The project called for three distinct apartments, one each for the new occupants who were able to customize their own units according to their individual tastes and needs.
The result is a smorgasbord of a house offering a variety of architectural styles and interior designs under one roof.
The mother-in-law apartment, for example, is traditional and cozy with a formal dining room, accent pillars, frosted-glass windows, an antique fireplace in the living room and a three-piece, white Carrera marble bathroom. The two-bedroom suite has a master with a walk-out to backyard patio, where an old maple provides ample shade in the summer months.

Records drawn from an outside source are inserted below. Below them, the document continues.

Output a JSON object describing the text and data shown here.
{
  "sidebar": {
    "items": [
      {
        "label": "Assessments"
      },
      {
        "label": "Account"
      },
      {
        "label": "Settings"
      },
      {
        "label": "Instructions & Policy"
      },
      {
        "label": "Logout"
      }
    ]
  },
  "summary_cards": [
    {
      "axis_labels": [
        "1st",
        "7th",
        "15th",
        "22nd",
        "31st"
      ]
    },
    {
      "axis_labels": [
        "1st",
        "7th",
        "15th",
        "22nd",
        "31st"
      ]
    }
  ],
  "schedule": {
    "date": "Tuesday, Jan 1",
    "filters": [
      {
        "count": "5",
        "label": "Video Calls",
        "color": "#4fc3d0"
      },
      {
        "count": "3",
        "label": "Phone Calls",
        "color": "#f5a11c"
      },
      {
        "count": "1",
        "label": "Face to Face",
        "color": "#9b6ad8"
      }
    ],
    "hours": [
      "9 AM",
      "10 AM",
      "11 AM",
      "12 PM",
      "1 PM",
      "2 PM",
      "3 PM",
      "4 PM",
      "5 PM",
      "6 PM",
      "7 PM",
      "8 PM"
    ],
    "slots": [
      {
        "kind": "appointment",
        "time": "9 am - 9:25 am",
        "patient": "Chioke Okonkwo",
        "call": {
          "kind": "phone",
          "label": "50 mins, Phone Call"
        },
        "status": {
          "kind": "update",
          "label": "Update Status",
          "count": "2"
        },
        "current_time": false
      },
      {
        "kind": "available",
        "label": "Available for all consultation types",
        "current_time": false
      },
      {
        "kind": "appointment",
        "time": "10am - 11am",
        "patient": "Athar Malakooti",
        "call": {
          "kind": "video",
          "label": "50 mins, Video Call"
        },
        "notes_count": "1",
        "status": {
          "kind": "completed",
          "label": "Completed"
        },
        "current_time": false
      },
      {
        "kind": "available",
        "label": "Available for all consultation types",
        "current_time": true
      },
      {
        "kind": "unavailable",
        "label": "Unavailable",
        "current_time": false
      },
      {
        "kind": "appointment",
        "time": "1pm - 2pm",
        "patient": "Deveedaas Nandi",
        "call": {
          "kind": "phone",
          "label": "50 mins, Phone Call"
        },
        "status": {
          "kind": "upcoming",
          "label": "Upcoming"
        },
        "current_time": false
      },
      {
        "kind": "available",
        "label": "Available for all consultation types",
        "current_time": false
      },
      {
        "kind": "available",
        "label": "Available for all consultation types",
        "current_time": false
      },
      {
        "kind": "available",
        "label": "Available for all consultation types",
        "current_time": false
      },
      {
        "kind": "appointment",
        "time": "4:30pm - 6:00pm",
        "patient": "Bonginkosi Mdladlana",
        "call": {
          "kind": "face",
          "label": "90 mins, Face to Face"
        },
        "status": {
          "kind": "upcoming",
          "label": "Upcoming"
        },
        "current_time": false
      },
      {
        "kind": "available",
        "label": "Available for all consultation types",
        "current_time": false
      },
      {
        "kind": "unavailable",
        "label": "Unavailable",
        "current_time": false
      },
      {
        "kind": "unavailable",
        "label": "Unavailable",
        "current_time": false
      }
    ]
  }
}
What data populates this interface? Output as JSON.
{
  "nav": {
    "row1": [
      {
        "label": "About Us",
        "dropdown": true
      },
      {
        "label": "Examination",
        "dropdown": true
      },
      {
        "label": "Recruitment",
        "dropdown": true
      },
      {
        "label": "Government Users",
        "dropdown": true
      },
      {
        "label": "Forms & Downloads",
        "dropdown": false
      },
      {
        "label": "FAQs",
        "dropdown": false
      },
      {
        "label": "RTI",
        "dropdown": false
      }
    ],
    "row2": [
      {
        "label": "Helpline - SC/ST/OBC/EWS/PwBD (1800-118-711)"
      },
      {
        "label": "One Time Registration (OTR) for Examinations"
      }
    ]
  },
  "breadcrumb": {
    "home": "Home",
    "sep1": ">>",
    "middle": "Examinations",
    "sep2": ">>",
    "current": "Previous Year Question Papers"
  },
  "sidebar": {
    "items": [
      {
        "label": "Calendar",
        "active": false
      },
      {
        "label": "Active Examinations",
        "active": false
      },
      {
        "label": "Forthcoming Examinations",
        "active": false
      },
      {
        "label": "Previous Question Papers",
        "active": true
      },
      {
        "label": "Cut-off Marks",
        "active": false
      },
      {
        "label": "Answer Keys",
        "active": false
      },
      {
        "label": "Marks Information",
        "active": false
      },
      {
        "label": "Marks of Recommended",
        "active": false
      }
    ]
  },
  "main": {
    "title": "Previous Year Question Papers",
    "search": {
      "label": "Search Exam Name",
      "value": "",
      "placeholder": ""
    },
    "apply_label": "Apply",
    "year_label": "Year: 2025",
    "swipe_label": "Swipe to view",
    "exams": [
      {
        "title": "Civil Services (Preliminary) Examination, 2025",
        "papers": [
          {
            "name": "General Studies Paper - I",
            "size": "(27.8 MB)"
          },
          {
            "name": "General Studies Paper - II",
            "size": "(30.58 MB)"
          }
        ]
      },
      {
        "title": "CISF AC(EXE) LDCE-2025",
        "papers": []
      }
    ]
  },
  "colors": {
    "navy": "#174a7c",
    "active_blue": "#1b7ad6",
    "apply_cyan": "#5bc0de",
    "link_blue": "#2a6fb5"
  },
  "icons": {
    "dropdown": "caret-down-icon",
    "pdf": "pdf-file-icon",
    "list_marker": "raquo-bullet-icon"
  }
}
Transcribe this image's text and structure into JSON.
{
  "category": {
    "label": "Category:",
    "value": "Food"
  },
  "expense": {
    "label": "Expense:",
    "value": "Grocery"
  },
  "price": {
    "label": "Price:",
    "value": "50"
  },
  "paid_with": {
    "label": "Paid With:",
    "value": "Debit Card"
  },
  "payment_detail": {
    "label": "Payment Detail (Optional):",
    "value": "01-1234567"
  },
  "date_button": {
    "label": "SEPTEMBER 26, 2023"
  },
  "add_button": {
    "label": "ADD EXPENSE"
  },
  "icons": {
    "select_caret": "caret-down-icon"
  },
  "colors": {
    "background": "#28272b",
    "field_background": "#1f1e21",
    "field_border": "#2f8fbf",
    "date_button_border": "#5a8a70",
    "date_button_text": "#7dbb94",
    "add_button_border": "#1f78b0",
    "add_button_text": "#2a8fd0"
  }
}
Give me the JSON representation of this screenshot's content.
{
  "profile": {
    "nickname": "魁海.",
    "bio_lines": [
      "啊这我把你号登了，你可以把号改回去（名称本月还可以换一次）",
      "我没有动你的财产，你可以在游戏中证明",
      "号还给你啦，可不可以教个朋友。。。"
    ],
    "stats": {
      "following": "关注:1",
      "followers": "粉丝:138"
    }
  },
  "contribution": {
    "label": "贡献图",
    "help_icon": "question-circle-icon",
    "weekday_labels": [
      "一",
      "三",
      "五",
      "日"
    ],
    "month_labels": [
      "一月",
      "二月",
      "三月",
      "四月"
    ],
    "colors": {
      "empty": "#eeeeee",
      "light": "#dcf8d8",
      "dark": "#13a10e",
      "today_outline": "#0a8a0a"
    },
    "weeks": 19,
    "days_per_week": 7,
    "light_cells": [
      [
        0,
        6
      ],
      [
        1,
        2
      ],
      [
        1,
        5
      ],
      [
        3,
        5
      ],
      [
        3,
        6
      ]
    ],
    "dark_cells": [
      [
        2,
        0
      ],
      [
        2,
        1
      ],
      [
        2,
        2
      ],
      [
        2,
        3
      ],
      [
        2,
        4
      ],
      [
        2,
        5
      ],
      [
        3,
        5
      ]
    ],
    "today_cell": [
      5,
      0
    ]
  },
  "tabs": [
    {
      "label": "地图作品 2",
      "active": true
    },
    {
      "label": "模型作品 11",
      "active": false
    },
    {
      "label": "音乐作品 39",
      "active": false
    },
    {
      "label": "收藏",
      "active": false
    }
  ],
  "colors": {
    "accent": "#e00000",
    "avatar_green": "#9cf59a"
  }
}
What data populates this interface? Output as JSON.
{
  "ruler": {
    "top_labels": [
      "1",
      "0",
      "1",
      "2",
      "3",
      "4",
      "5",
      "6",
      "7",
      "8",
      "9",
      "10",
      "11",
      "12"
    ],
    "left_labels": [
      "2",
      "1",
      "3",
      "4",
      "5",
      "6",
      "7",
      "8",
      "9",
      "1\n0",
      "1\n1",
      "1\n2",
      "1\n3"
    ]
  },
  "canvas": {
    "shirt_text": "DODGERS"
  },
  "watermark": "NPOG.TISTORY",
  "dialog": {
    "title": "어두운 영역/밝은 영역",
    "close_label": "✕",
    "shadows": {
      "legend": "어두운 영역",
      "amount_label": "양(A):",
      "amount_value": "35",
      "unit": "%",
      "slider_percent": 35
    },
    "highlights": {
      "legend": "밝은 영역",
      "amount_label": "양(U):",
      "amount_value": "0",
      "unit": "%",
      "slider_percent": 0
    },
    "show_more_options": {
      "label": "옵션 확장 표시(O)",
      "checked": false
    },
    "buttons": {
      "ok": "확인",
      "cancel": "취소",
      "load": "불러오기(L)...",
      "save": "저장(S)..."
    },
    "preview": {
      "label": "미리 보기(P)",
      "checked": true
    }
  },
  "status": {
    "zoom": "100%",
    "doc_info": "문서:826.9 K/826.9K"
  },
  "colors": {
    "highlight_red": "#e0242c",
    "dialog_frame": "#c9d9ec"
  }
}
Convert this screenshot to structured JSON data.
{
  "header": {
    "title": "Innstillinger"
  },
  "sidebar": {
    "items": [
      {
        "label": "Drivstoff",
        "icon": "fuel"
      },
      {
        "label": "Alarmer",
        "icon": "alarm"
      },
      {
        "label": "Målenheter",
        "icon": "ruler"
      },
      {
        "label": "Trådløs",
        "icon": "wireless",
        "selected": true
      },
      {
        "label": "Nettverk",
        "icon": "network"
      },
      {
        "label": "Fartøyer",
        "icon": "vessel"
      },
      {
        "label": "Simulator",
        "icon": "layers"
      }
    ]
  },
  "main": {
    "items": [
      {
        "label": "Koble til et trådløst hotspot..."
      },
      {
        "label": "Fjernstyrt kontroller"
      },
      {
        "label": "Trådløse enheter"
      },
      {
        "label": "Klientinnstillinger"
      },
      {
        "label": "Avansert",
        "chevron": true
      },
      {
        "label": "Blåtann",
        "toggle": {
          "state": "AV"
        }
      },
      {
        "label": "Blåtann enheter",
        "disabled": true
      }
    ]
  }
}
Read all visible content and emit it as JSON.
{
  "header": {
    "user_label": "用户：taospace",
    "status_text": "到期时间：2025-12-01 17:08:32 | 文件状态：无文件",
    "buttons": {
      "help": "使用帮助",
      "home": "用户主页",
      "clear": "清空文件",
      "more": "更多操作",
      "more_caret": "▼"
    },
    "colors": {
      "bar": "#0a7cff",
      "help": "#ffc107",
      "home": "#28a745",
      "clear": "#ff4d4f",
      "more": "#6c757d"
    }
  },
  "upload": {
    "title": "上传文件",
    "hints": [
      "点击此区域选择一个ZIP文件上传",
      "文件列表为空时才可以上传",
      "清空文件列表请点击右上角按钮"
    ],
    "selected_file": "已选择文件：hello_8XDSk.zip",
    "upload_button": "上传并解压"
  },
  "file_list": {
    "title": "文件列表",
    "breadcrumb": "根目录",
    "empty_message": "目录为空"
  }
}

In sharp contrast is son Michael Natan Infuso’s apartment on the lower level, a study in Zen minimalism. This two-bedroom Asian-inspired retreat features an open-concept kitchen with white bulkhead cabinetry, extra-density matte-black granite counters and stainless-steel appliances. The master bedroom has a custom-made Japanese shoji screen concealing a built-in clothes closet and an integrated sound system.
The Carters’ own suite on the upper level is the most ambitious – if not spectacular – of the three.
Inspired by the loft-style apartments of New York and featuring exposed duct work, raw brick, and a chic white-and-black decor, the apartment is spread over two storeys and is hung with original art work and more chandeliers than a boutique hotel.
At 2,800 square feet, it is also double the size of each of the other units. A vaulted ceiling that reaches as high as 18 feet at the peak and a lack of doors and walls creates a feeling of spaciousness as well as grandeur.
“The volume of space makes it feel luxurious,” Mr. Carter says.